You are probably aware that when you read, an inner voice follows the words as your eyes move across words, silently speaking out what you are reading. This is subvocalisation. This technique was a natural stage in learning to read when we were taught to read out loud. Subvocalisation is the primary hindrance which limits our reading speed and is one of the first hurdles to tackle and stop doing to be on your way to effective speed reading.

Most programs can help you stop subvocalising by increasing the rate in which your eye moves across text. At first it may feel like you are brushing over the text and not truly understanding what you read. This is because your mind has to adjust to the new technique. It does get easier with practice.

Visualising and recognising words

Converting words into images is another effective concept to improving reading speed. In principle the words no longer become a series of letters, but symbols like Egyptian hieroglyphics. This enables you to not 'read' the word, but simply just to 'see' it. Recognising these words means that when you see the word you already know what it means.
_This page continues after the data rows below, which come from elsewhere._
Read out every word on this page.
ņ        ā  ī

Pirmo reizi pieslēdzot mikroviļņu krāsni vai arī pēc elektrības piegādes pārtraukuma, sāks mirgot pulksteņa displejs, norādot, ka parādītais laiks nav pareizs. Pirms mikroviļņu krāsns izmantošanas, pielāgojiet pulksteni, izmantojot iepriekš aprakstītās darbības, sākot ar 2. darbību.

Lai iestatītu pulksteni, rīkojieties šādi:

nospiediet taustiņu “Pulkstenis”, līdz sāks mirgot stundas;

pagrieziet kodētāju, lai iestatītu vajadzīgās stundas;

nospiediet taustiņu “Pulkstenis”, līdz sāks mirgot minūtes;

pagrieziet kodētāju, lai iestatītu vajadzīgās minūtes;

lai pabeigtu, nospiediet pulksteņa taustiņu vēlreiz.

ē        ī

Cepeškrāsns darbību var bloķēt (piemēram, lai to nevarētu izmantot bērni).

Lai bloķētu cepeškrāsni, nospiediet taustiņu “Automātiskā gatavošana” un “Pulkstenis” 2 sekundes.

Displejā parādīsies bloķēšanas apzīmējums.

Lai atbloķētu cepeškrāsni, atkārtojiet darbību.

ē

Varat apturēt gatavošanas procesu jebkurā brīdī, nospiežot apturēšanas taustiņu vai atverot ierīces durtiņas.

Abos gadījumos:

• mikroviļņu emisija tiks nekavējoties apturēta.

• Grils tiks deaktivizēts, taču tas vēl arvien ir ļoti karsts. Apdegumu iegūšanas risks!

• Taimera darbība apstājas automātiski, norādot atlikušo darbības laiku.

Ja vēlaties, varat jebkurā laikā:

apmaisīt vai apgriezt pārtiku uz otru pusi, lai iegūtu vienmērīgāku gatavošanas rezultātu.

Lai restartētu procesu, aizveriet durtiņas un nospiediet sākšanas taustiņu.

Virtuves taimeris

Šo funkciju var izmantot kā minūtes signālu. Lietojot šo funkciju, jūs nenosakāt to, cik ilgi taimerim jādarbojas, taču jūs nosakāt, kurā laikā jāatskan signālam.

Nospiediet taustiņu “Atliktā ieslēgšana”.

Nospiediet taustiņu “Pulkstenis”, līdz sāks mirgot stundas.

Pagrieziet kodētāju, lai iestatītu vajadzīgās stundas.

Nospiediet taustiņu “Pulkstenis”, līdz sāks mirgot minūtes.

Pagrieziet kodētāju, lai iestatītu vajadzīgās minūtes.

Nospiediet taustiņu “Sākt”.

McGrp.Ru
How to practise speed reading techniques

Replacing old habits which we have been taught all our lives can be difficult; particularly as we have been taught and conditioned to subvocalise and read at an average pace.

You can give yourself an advantage when practising by doing well to create the optimal conditions for your reading. Good lighting, appropriate text size, comfort and feeling good. Remember, making your reading an enjoyable experience is one way of improving your reading speed much faster.

Other speed reading techniques

There are many techniques and approaches to improving your reading speed. Many of which you can begin practising straight away. Remember: start slow. Improving your reading speed is not a race and you have plenty of time to improve.

Finally, remember that you may not always want to read at high speed. Immersive reading such as novels are better savoured slowly. Reading at high speed is often better for handling dry content such as study material and computer work.

Remember to have fun. Learning speed reading techniques is easier this way.